The Albanese government is releasing its response to the late MP Peta Murphy's landmark gambling inquiry on budget day - a move critics say is designed to bury uncomfortable recommendations under the tsunami of budget coverage.
Classic political burial. Labor commissioned a serious inquiry into Australia's gambling addiction crisis, got recommendations they don't like, and are now releasing their response when no one will notice. Peta Murphy deserved better. So do gambling addicts.
The Murphy report, according to the ABC, called for sweeping reforms to address Australia's gambling crisis, including significant restrictions on poker machine design, advertising bans, and mandatory pre-commitment systems.

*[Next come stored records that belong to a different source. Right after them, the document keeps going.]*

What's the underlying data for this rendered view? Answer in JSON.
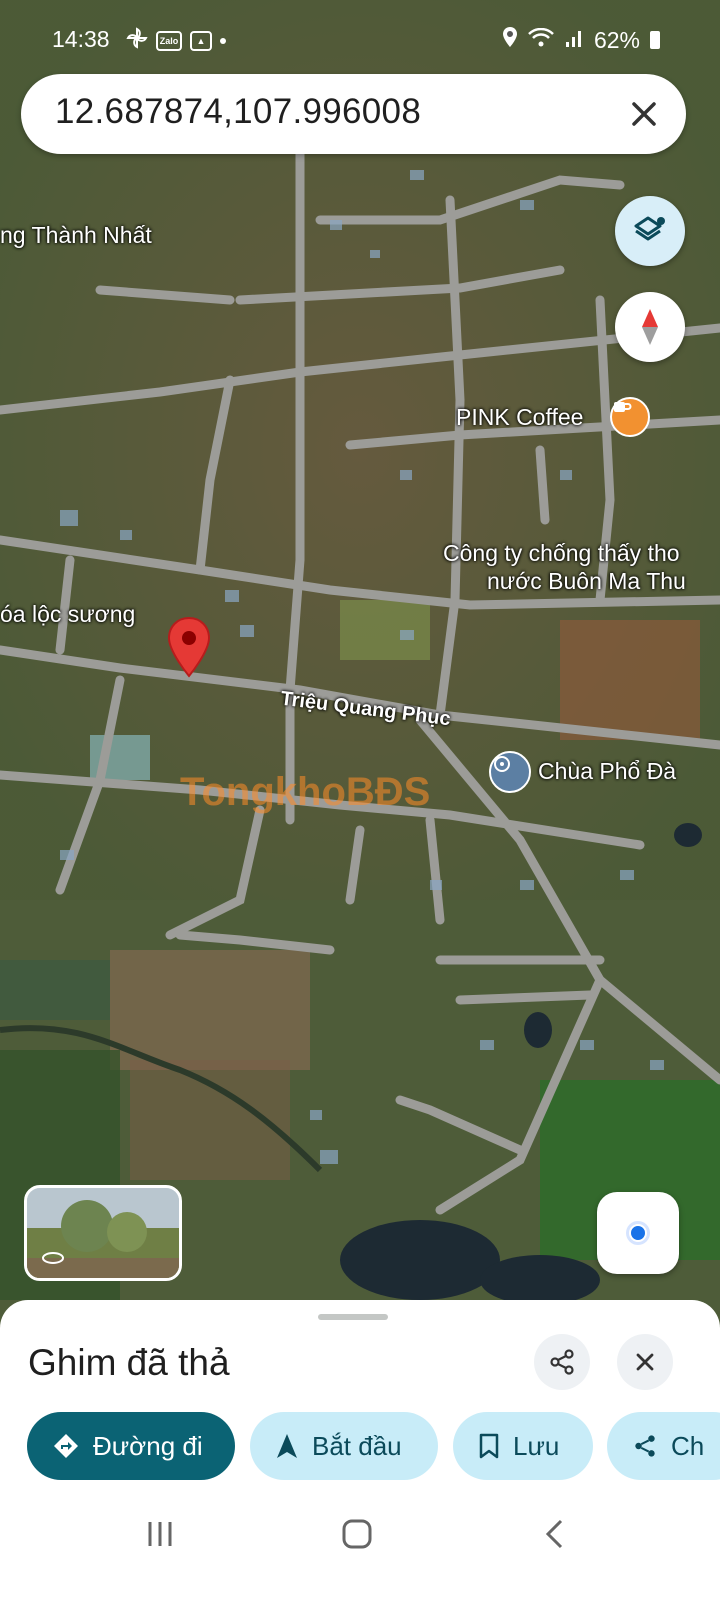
{
  "status": {
    "time": "14:38",
    "battery": "62%",
    "zalo_label": "Zalo"
  },
  "search": {
    "query": "12.687874,107.996008"
  },
  "map": {
    "labels": [
      {
        "text": "ng Thành Nhất"
      },
      {
        "text": "PINK Coffee"
      },
      {
        "text": "Công ty chống thấy tho"
      },
      {
        "text": "nước Buôn Ma Thu"
      },
      {
        "text": "óa lộc sương"
      },
      {
        "text": "Chùa Phổ Đà"
      }
    ],
    "road": "Triệu Quang Phục",
    "watermark": "TongkhoBĐS",
    "pin_color": "#e53935"
  },
  "sheet": {
    "title": "Ghim đã thả",
    "actions": [
      {
        "label": "Đường đi",
        "icon": "directions-icon"
      },
      {
        "label": "Bắt đầu",
        "icon": "navigate-icon"
      },
      {
        "label": "Lưu",
        "icon": "bookmark-icon"
      },
      {
        "label": "Ch",
        "icon": "share-icon"
      }
    ]
  },
  "colors": {
    "accent": "#0b6374",
    "chip": "#c8ecf8"
  }
}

Peta Murphy, the late Labor MP who chaired the inquiry before her death from cancer, spent years investigating Australia's gambling industry. Her committee heard devastating testimony from gambling addicts, families destroyed by poker machine losses, and experts who detailed how the industry engineers addiction.
The report's recommendations were not subtle: ban gambling advertising, redesign poker machines to reduce their addictive features, implement mandatory pre-commitment systems that limit losses, and significantly increase support for gambling addiction services.
They were also politically toxic. The gambling industry is a major donor to both major parties, particularly through clubs and pubs that rely on poker machine revenue. Implementing Murphy's recommendations would cost the industry billions - and they've made clear they'll fight it.
So the government is releasing their response on budget day, when every media outlet will be focused on tax changes, spending announcements, and surplus projections. Gambling reform will be buried on page 12, if it's covered at all.
The timing is not accidental. Budget day is the biggest news day of the political year. Releasing anything else guarantees it gets minimal attention. That's why governments use it to dump bad news, reject inquiries they commissioned, and quietly shelve uncomfortable recommendations.